Thomas keeps proving people wrong, all right, except that it’s the Kings most of all. That would be interesting enough as the real truth while fans wonder why he doesn’t get enough respect around the league — hint: his own organization isn’t sold on him as a starter – except that now it comes with the defiance on full display.
There were doubts about how a scoring point guard would fit on a team that needed to get the ball to DeMarcus Cousins and Rudy Gay, and Thomas answered by averaging 6.7 assists against 2.9 turnovers in January and another 6.7 against 3.3 turnovers the first 10 games of February.
There was enough skepticism about whether he could be a full-time starter that the Kings installed Greivis Vasquez in the opening lineup after acquiring Vasquez in the Tyreke Evans sign-and-trade. Thomas responded by posting 21.9 points, 7.1 assists, 3.0 turnovers, 37.8 minutes and 45 percent from the field in 38 games in that role, compared to 17.8 points, 4.9 assists, 2.6 turnovers, 27.7 minutes and 45.8 percent in 18 games in his previous life as an early candidate for Sixth Man of the Year. Vasquez got dealt again, to the Raptors as part of the Gay swap, and Thomas, with free agency approaching in July, got richer.
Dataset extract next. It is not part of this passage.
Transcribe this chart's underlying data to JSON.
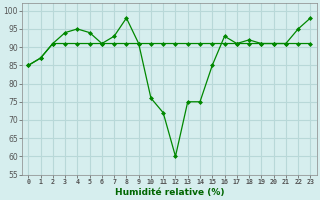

So when he is asked if he genuinely believes that the Kings look at him as the man for the permanent job and says, “Right now I do,” it is the perfect answer. Confidence countered with reality, the proper understating that his current role is built on soft sand. The franchise will want him back and expects to match any realistic sheet, but that’s very different from committing to him as the starter of the future. They will have cap space to acquire a front-line ball handler, by trade or free agency. They will likely draft in the neighborhood of Marcus Smart of Oklahoma State (no upgrade as a distributor but a very good defender at a time Sacramento needs to make that a priority) or Dante Exum of Australia.
Thomas thinks the Kings believe in him. Thomas also thinks the Kings could make another move to replace him before next season. That is some contradiction.
“It is,” Thomas said. “But at the same time, that’s how the business is. They might believe in you, then the next day they go out and get another guard, go out and get somebody else. That’s just how it is. I always say myself just to stay paranoid.”
“Stay paranoid,” he repeated. “Stay on my toes and be ready for any battle, anything that happens. It’s three years. They brought in three different point guards, every year.”
Jimmer Fredette was supposed to start in 2011-12, before the final pick in the draft lapped the 10th pick into the ground. Aaron Brooks signed before last season, and Thomas beat him out too. And the Kings traded for Vasquez before this season with the expectation Vasquez would run the point. Nope. Traded. That’s the list Thomas said he couldn’t remember.
The problem is that the latest run as a starter hasn’t provided a final answer to the Kings about whether he can run the offense well enough when the priority is getting the ball to Cousins, Gay and, likely one day, 2013 lottery pick Ben McLemore. Plus, he is part of the problem with the perimeter defense. The other part of the problem for his chances to keep the job is also a positive: Thomas is a very good scoring punch off the bench.
“Every offseason I go into the new year thinking, ‘OK, we had a losing season, so nobody’s job is secure but DeMarcus Cousins’ and now Rudy Gay’s,” Thomas said. “And I’m 5-9. So I understand. I understand. Five-nine, there’s not another 5-9 starting guard in this league. You haven’t seen one and you can probably name on your hand, on your five fingers, a starting point guard in the history of the NBA that’s been this short. I understand it. But at the same time, I’m just willing to work and willing to showcase my skills.”
Coach Michael Malone has talked to him about the delicate balance of staying aggressive as a scorer while running the offense with Cousins as the No. 1 scoring option and Gay as No. 2. Thomas gets all that and hopes he has made a convincing case to hold the spot this time. Maybe another threat will be brought in during the summer, though. That’s why he has to stay paranoid.